The last part of the story is a little bit of an object less from God for Jonah, saying that Jonah should care as much about the 120,000 lives that would have been lost in Nineveh if he had not done as God asked him to do.

So, what do you make of this story?

Is it a lesson to us all that we have to do what God tells us to do – or else!!!?  I don’t think so.

You remember when we embarked on this season of Epiphany I reminded you that this season was about celebrating that the grace and revelation of God in Jesus was for all humanity, not just the Jews? 
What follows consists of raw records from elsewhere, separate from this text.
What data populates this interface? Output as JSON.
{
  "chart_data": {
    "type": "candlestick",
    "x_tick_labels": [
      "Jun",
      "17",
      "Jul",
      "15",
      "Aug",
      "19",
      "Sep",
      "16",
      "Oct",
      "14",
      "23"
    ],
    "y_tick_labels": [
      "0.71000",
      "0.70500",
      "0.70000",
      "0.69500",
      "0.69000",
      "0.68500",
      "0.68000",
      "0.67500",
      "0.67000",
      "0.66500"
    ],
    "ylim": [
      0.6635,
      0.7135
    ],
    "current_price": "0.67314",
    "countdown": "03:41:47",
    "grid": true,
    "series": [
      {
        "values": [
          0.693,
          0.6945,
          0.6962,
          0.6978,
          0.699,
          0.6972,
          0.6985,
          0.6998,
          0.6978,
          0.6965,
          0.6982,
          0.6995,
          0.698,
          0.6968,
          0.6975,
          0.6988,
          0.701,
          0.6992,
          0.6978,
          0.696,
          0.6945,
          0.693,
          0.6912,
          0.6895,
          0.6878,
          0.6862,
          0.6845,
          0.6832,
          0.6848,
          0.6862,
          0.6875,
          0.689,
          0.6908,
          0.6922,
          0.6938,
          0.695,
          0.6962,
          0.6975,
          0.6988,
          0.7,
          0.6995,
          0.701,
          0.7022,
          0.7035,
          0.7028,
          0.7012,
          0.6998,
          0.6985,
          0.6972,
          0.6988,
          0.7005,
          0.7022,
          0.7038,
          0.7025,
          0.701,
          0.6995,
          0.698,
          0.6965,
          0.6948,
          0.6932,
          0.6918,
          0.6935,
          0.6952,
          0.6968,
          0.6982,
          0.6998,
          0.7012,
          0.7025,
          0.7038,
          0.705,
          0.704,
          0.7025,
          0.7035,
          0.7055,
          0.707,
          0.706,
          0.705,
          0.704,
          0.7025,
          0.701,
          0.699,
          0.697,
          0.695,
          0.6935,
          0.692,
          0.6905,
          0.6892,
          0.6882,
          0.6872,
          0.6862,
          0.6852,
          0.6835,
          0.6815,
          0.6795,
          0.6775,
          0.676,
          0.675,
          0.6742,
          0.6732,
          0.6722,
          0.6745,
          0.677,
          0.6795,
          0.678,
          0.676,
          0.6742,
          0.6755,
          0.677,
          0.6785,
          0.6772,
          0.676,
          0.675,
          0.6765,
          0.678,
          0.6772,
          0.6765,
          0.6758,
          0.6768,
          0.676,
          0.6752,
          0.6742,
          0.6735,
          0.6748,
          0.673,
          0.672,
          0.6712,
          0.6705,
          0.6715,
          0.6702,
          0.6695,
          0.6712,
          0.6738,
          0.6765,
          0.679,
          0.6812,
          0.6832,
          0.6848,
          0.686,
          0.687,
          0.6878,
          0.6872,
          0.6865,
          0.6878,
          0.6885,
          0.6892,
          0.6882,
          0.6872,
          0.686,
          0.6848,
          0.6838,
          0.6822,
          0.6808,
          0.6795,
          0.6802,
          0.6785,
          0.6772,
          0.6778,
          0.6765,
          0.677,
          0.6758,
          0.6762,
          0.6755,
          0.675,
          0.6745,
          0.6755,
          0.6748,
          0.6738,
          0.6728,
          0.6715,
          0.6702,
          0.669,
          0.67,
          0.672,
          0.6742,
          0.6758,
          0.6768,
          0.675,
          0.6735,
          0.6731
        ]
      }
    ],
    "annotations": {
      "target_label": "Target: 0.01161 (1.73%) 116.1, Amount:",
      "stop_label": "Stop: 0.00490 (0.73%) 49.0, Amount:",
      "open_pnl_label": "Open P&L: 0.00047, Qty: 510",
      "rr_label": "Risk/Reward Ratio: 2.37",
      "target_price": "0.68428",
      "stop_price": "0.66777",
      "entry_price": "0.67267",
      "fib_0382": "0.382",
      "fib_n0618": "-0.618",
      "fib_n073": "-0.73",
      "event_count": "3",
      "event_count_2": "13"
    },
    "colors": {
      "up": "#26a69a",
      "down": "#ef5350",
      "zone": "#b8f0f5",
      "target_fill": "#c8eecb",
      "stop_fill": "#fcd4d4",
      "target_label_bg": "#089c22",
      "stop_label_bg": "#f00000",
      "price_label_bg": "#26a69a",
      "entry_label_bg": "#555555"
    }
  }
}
At times, we Christians can get the idea that this is the great new dimension that Christianity brought to eh Family of God.  Certainly, if you read Paul’s letter to the Ephesians, chapter 3 in particular, you get the idea that this offering of God’s grace to the Gentiles was the final revelation of what had been a great mystery.

Yet here, in this ancient story of Jonah, there is a very obvious hint to the Israelites, that God’s grace and mercy is for all people – not just the Jews. 

The Wise men saw and recognised God’s grace and mercy in the child Jesus, whom they had searched for.  The people of Nineveh, when they heard the call of Jonah to repent or be destroyed, recognised the gracious offer of God to save them if they repented – turned their lives around.  So this is an Old Testament Epiphany Story.

This story is a reminder to us that there is no-one who can be regarded as unworthy of God’s grace and mercy.  Being part of this church is not about how good you are or can be.  Being part of this church is simply about recognising how unworthy each one of us is – we do not deserve this.  It is enough to make the self-righteous Jonah’s of this world really mad.  And it is this unworthiness that is the great leveller in the church.  We are all in the same boat.  That is what we mean when we speak of the Church being INCLUSIVE. 


Everyone is welcome in this Kingdom, because it is by God’s grace that we are saved, through faith.